Vários críticos questionaram a motivação por trás do status glamoroso, quase heroico, concedido hoje a Traylor por negociantes de arte, curadores e críticos, o que aumentou os preços em leilão. Observando que os “temas desenhados e pintados de Traylor exalam uma notável exuberância”, G. Roger Denson, escrevendo no The Huffington Post em 2013, acrescentou: “Também podemos considerar o mesmo bom humor a facilitar a consciência dos colecionadores liberais brancos ao oferecer nenhuma ameaça de acusação para as injustiças sociais perpetuadas contra os negros.”

As obras da exposição Zwirner estavam entre o total de cerca de 4.000 peças da coleção de William Louis-Dreyfus, incluindo exemplos de artistas como Jean Dubuffet e Helen Frankenthaler, muitos dos quais estão em um armazém de suprimentos elétricos convertido, com qualidade de museu, em Monte Kisco, Nova York, que é aberta ao público mediante agendamento.

Louis-Dreyfus, que morreu aos 84 anos em 2016, era o tipo de colecionador que comprava o que amava, e não o que o mercado ou o establishment da arte consideravam valioso, disse sua filha.

“Ele não encarou a coleção de arte como um patrimônio”, disse Julia Louis-Dreyfus, que em 2015 fez um documentário privado sobre o pai e sua coleção. “Seu motivo era buscar pela boa arte, ponto final.”

Seu pai tinha um interesse particular por artistas autodidatas, que também incluíam Thornton Dial, Nellie Mae Rowe e James Castle.

“Ele achava que era uma arte excelente que não fora descoberta nem apreciada”, disse Gilman.

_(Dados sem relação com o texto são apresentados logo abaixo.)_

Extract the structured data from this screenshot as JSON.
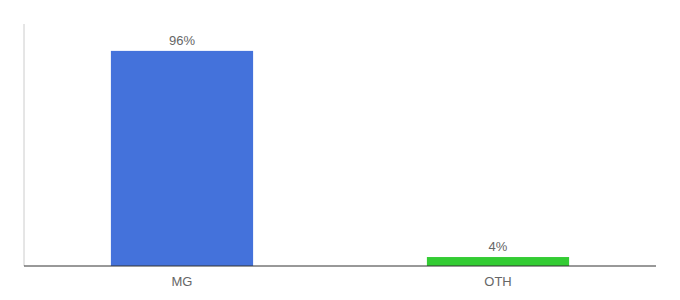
{
  "chart_data": {
    "type": "bar",
    "categories": [
      "MG",
      "OTH"
    ],
    "values": [
      96,
      4
    ],
    "value_labels": [
      "96%",
      "4%"
    ],
    "colors": [
      "#4472db",
      "#33cc33"
    ],
    "ylim": [
      0,
      108
    ],
    "data_labels": true,
    "tick_labels": "x",
    "grid": false
  }
}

Como muitos colecionadores de tais obras, William Louis-Dreyfus evitou o termo “arte outsider” considerado condescendente, disse sua filha.

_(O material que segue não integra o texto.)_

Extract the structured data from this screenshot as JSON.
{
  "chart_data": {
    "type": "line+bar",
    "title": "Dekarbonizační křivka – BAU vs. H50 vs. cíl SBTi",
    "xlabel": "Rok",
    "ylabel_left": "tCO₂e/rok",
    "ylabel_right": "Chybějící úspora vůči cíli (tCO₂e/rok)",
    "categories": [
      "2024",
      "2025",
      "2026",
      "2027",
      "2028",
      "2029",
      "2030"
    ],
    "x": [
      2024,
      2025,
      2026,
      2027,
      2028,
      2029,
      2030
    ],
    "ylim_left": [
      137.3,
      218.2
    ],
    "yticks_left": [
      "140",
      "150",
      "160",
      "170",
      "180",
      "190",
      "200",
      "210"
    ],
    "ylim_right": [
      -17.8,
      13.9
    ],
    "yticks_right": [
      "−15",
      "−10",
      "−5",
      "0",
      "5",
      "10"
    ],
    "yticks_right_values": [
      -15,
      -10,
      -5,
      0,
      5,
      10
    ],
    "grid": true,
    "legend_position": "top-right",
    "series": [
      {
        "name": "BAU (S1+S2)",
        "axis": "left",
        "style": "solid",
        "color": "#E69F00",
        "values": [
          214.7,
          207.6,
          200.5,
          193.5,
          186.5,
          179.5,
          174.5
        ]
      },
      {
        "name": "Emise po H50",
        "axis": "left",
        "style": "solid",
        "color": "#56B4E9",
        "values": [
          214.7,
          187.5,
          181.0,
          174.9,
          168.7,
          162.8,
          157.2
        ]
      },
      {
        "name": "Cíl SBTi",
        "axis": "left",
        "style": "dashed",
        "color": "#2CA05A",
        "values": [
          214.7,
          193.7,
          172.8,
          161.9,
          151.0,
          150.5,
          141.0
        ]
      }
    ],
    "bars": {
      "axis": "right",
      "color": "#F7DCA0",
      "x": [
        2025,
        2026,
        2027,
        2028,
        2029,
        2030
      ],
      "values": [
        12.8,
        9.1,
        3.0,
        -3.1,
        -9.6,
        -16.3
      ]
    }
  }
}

“Isso tem mesmo uma conotação pejorativa”, disse Julia Louis-Dreyfus, que é mais conhecida pelas comédias de televisão Veep e Seinfeld. "Estou muito feliz que esteja atraindo a atenção para Traylor”.

Em 2015, a fundação anunciou que o produto da venda de coleções seria doado à Harlem Children's Zone, a organização que inspirou William Louis-Dreyfus. “Eu sou um patriota americano - eu amo este país - então eu odeio todas as suas nódoas, e a maneira como se trataram os homens negros tem sido uma grande nódoa por centenas de anos, que continua até hoje”, diz William Louis-Dreyfus no documentário.

“Há algo terrivelmente natural, absolutamente certo, em fazer com que a coleção de Bill Traylor se transforme em dinheiro para seus descendentes”, acrescentou, referindo-se aos alunos da Zona. “Eu acho que ele teria ficado - ou ele está - encantado com isso. E eu também estou”.

Geoffrey Canada, fundador e presidente da Zona, disse que a venda do trabalho de Traylor parecia especialmente adequada para ajudar as crianças no Harlem. “O que poderia ser mais adequado do que esse trabalho para ajudar uma geração de crianças?”, Ele disse.

"É incrível tentar imaginar o que esse homem passou, mas ele ainda produziu obras de arte que clamam humanidade, beleza e promessa de vida”, acrescentou Canadá.